It doesn’t take much for data to start becoming a little unmanageable, especially as your data lists start to grow. In the world of email marketing there is often the scenario where data is collected from multiple independent sources which can soon develop into a situation where there are lots of unruly duplicates between lists. A decision may then have to be made about how best to prioritise these lists and make sure the combined list is unique or else unknowingly the same people may be repeatedly chosen to receive similar campaigns which, frankly, will just annoy them.
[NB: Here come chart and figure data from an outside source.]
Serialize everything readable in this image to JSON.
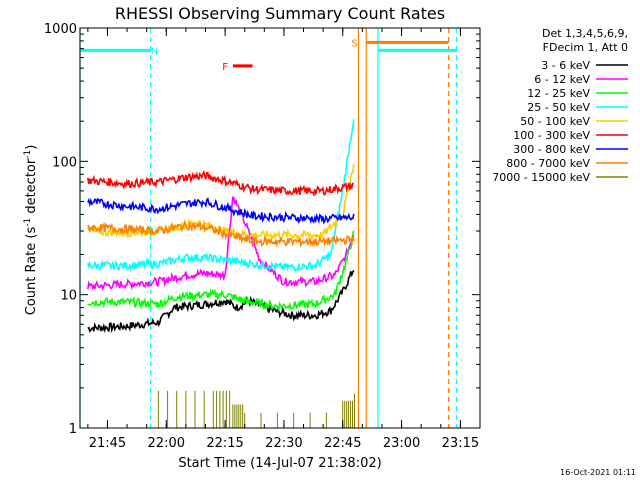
{
  "chart_data": {
    "type": "line",
    "title": "RHESSI Observing Summary Count Rates",
    "xlabel": "Start Time (14-Jul-07 21:38:02)",
    "ylabel_parts": [
      "Count Rate (s",
      "-1",
      " detector",
      "-1",
      ")"
    ],
    "yscale": "log",
    "ylim": [
      1,
      1000
    ],
    "xlim": [
      "21:38",
      "23:20"
    ],
    "grid": false,
    "legend_position": "right",
    "legend_header": [
      "Det 1,3,4,5,6,9,",
      "FDecim 1, Att 0"
    ],
    "x_ticks": [
      "21:45",
      "22:00",
      "22:15",
      "22:30",
      "22:45",
      "23:00",
      "23:15"
    ],
    "y_ticks": [
      "1",
      "10",
      "100",
      "1000"
    ],
    "series": [
      {
        "name": "3 - 6 keV",
        "color": "#000000",
        "points": [
          [
            "21:40",
            5.6
          ],
          [
            "21:50",
            5.8
          ],
          [
            "21:58",
            6.2
          ],
          [
            "22:02",
            8.0
          ],
          [
            "22:10",
            8.5
          ],
          [
            "22:15",
            9.0
          ],
          [
            "22:18",
            8.0
          ],
          [
            "22:21",
            9.0
          ],
          [
            "22:26",
            7.8
          ],
          [
            "22:32",
            7.0
          ],
          [
            "22:38",
            7.0
          ],
          [
            "22:42",
            7.6
          ],
          [
            "22:45",
            10.5
          ],
          [
            "22:48",
            16.0
          ]
        ]
      },
      {
        "name": "6 - 12 keV",
        "color": "#ff00ff",
        "points": [
          [
            "21:40",
            11.5
          ],
          [
            "21:50",
            12.0
          ],
          [
            "21:58",
            12.5
          ],
          [
            "22:05",
            14.0
          ],
          [
            "22:10",
            14.5
          ],
          [
            "22:15",
            14.0
          ],
          [
            "22:17",
            55.0
          ],
          [
            "22:20",
            35.0
          ],
          [
            "22:24",
            18.0
          ],
          [
            "22:30",
            12.5
          ],
          [
            "22:38",
            12.5
          ],
          [
            "22:43",
            14.0
          ],
          [
            "22:46",
            20.0
          ],
          [
            "22:48",
            30.0
          ]
        ]
      },
      {
        "name": "12 - 25 keV",
        "color": "#00ff00",
        "points": [
          [
            "21:40",
            8.8
          ],
          [
            "21:50",
            8.8
          ],
          [
            "21:58",
            8.5
          ],
          [
            "22:03",
            9.7
          ],
          [
            "22:10",
            10.0
          ],
          [
            "22:15",
            10.0
          ],
          [
            "22:20",
            9.0
          ],
          [
            "22:28",
            8.2
          ],
          [
            "22:38",
            8.5
          ],
          [
            "22:43",
            10.0
          ],
          [
            "22:46",
            18.0
          ],
          [
            "22:48",
            30.0
          ]
        ]
      },
      {
        "name": "25 - 50 keV",
        "color": "#00ffff",
        "points": [
          [
            "21:40",
            16.5
          ],
          [
            "21:50",
            16.5
          ],
          [
            "21:58",
            17.0
          ],
          [
            "22:05",
            19.0
          ],
          [
            "22:10",
            19.0
          ],
          [
            "22:16",
            18.0
          ],
          [
            "22:22",
            17.0
          ],
          [
            "22:30",
            16.0
          ],
          [
            "22:38",
            16.5
          ],
          [
            "22:42",
            20.0
          ],
          [
            "22:45",
            60.0
          ],
          [
            "22:48",
            230.0
          ]
        ]
      },
      {
        "name": "50 - 100 keV",
        "color": "#ffcc00",
        "points": [
          [
            "21:40",
            30.0
          ],
          [
            "21:50",
            29.0
          ],
          [
            "21:58",
            30.0
          ],
          [
            "22:08",
            35.0
          ],
          [
            "22:15",
            30.0
          ],
          [
            "22:22",
            28.0
          ],
          [
            "22:30",
            28.0
          ],
          [
            "22:40",
            28.0
          ],
          [
            "22:45",
            40.0
          ],
          [
            "22:48",
            100.0
          ]
        ]
      },
      {
        "name": "100 - 300 keV",
        "color": "#ff0000",
        "points": [
          [
            "21:40",
            72.0
          ],
          [
            "21:50",
            68.0
          ],
          [
            "21:58",
            70.0
          ],
          [
            "22:05",
            76.0
          ],
          [
            "22:10",
            78.0
          ],
          [
            "22:16",
            70.0
          ],
          [
            "22:22",
            62.0
          ],
          [
            "22:30",
            60.0
          ],
          [
            "22:40",
            60.0
          ],
          [
            "22:48",
            66.0
          ]
        ]
      },
      {
        "name": "300 - 800 keV",
        "color": "#0000ff",
        "points": [
          [
            "21:40",
            50.0
          ],
          [
            "21:50",
            46.0
          ],
          [
            "21:58",
            44.0
          ],
          [
            "22:05",
            48.0
          ],
          [
            "22:10",
            50.0
          ],
          [
            "22:16",
            44.0
          ],
          [
            "22:22",
            39.0
          ],
          [
            "22:30",
            38.0
          ],
          [
            "22:40",
            37.0
          ],
          [
            "22:48",
            38.0
          ]
        ]
      },
      {
        "name": "800 - 7000 keV",
        "color": "#ff8000",
        "points": [
          [
            "21:40",
            32.0
          ],
          [
            "21:50",
            31.0
          ],
          [
            "21:58",
            30.0
          ],
          [
            "22:05",
            33.0
          ],
          [
            "22:10",
            32.0
          ],
          [
            "22:16",
            28.0
          ],
          [
            "22:22",
            25.0
          ],
          [
            "22:30",
            25.0
          ],
          [
            "22:40",
            25.0
          ],
          [
            "22:48",
            26.0
          ]
        ]
      },
      {
        "name": "7000 - 15000 keV",
        "color": "#808000",
        "points": [
          [
            "21:58",
            1.9
          ],
          [
            "22:12",
            1.9
          ],
          [
            "22:17",
            1.5
          ],
          [
            "22:20",
            1.3
          ],
          [
            "22:45",
            1.6
          ],
          [
            "22:48",
            1.8
          ]
        ]
      }
    ],
    "annotations": {
      "intervals": [
        {
          "label": "N",
          "color": "#00ffff",
          "start": "21:38",
          "end": "21:56",
          "y": 680,
          "label_at": "21:57"
        },
        {
          "label": "",
          "color": "#00ffff",
          "start": "22:54",
          "end": "23:14",
          "y": 680
        },
        {
          "label": "S",
          "color": "#ff8000",
          "start": "22:51",
          "end": "23:12",
          "y": 780,
          "label_at": "22:48"
        },
        {
          "label": "F",
          "color": "#ff0000",
          "start": "22:17",
          "end": "22:22",
          "y": 520,
          "label_at": "22:15"
        }
      ],
      "vlines": [
        {
          "t": "21:38",
          "color": "#00ffff",
          "style": "solid"
        },
        {
          "t": "21:56",
          "color": "#00ffff",
          "style": "dashed"
        },
        {
          "t": "22:49",
          "color": "#ff8000",
          "style": "solid"
        },
        {
          "t": "22:51",
          "color": "#ff8000",
          "style": "solid"
        },
        {
          "t": "22:54",
          "color": "#00ffff",
          "style": "solid"
        },
        {
          "t": "23:12",
          "color": "#ff8000",
          "style": "dashed"
        },
        {
          "t": "23:14",
          "color": "#00ffff",
          "style": "dashed"
        }
      ]
    }
  },
  "footer": {
    "timestamp": "16-Oct-2021 01:11"
  }
}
Rule #13 in the “How to Manage Data for Email Marketing Guide” states: “whatever you do, don’t infuriate your target audience”. So, here is a procedure which will speed up the process of working out the number of duplicates between lists eliminating the need to do it one by one:
Step 1: Ensure your lists are stored in a SQL database with an easy to identify name
So, you have five lists each with an email, and an index on the email field:
List1
List2
List3
List4
List5
Step 2: Create a table in the same SQL database with these list names
Create a new list with an ID to allow the identification of each list through a sequential number:
create table List_Names (ID int auto_increment not null, ListName varchar(200),primary key(ID))
;
Add your list names to this table:
insert ignore into List_Names
(ListName)
select 'List1' union
select 'List2' union
select 'List3' union
select 'List4' union
select 'List5'
;
Step 3: Create the stored procedure
CREATE PROCEDURE sp_DedupeAnalysis (OUT Results varchar (200))
BEGIN
declare sqlexec varchar(10000); -- to be used to run sql statements
declare Counter int;-- to hold the number of lists
declare LoopCounter int; -- to count the number of loops for the first loop
declare LoopCounter2 int; -- to count the number of loops for the second loop
declare FieldName varchar(200); -- to hold the name of the lists across the table
declare RowName varchar(200); -- to hold the name of the lists down the table
declare ColumnID int; -- the position in the List_Names table
set ColumnID = 1; -- starting at position 1 in the List_Names table
set Counter = (select max(ID) from List_Names); -- set to the number of lists
set LoopCounter = 1; -- starting at position 1 for the first loop
-- Creating the analysis table
drop table if exists DedupeAnalysis
;
-- Write the start of the create table statement with the first column which will contain all the list names as rows
set sqlexec = concat("create table DedupeAnalysis (List varchar(200),");
-- This loop will add to the create table statement the list names barring the last one
WHILE LoopCounter < Counter DO
BEGIN
set FieldName = (select ListName from List_Names where ID = LoopCounter);
set sqlexec = concat(sqlexec,FieldName," varchar(200),");
set LoopCounter = LoopCounter+1;
END;
END WHILE;
-- This next statement will add the final column and close the create table statement
IF LoopCounter = Counter THEN
set FieldName = (select ListName from List_Names where ID = LoopCounter);
set sqlexec = concat(sqlexec,FieldName," varchar(200))");
END IF;
-- Run the complete create table statement and DedupeAnalysis will exist
select sqlexec into @Results;
prepare stmt from @Results;
execute stmt;
-- Add in the rows with the list names from the List_Names table created earlier
insert into DedupeAnalysis
(List)
select ListName from List_Names
;
-- Create the loops which will count down the rows for each List column utilising a nested loop within
set LoopCounter = 1; -- reset the LoopCounter to 1
WHILE ColumnID <= Counter DO -- For 1 to the maximum number of rows (5 in this case)
BEGIN
set FieldName = (select ListName from List_Names where ID = LoopCounter); -- select the current List Name for the horizontal list names
set LoopCounter2 = 1; -- Reset the second loop counter to point to the first list name
WHILE LoopCounter2 <= Counter DO
BEGIN
set RowName = (select ListName from List_Names where ID = LoopCounter2); -- select the current List Name for the vertical list names
-- Create the SQL query that will count the matching horizontal list name with the current vertical one and execute it
set sqlexec = concat("update DedupeAnalysis set ",FieldName," = (select count(*) from ",FieldName," a inner join ",RowName," b on a.email = b.email) where List = '",RowName,"'");
select sqlexec into @Results;
prepare stmt from @Results;
execute stmt;
-- increase the ID for the vertical List Name by 1 and the loop will start again until it completes
set LoopCounter2 = LoopCounter2+1;
END;
END WHILE;
-- increase the horizontal List Name by 1 and the loop will start again until it completes
set LoopCounter = LoopCounter+1;
set ColumnID = ColumnID+1;
END;
END WHILE;
Step 4: Run and analyse the results
CALL sp_DedupeAnalysis(@Results)
;
select * from DedupeAnalysis
;

So, we can see the list sizes down the diagonal middle where the list matches with itself, and then what we ultimately have is a nice lookup table to see how many records match between each individual list. From this we can then determine such things as de-duplication priorities and soon whip the data into shape.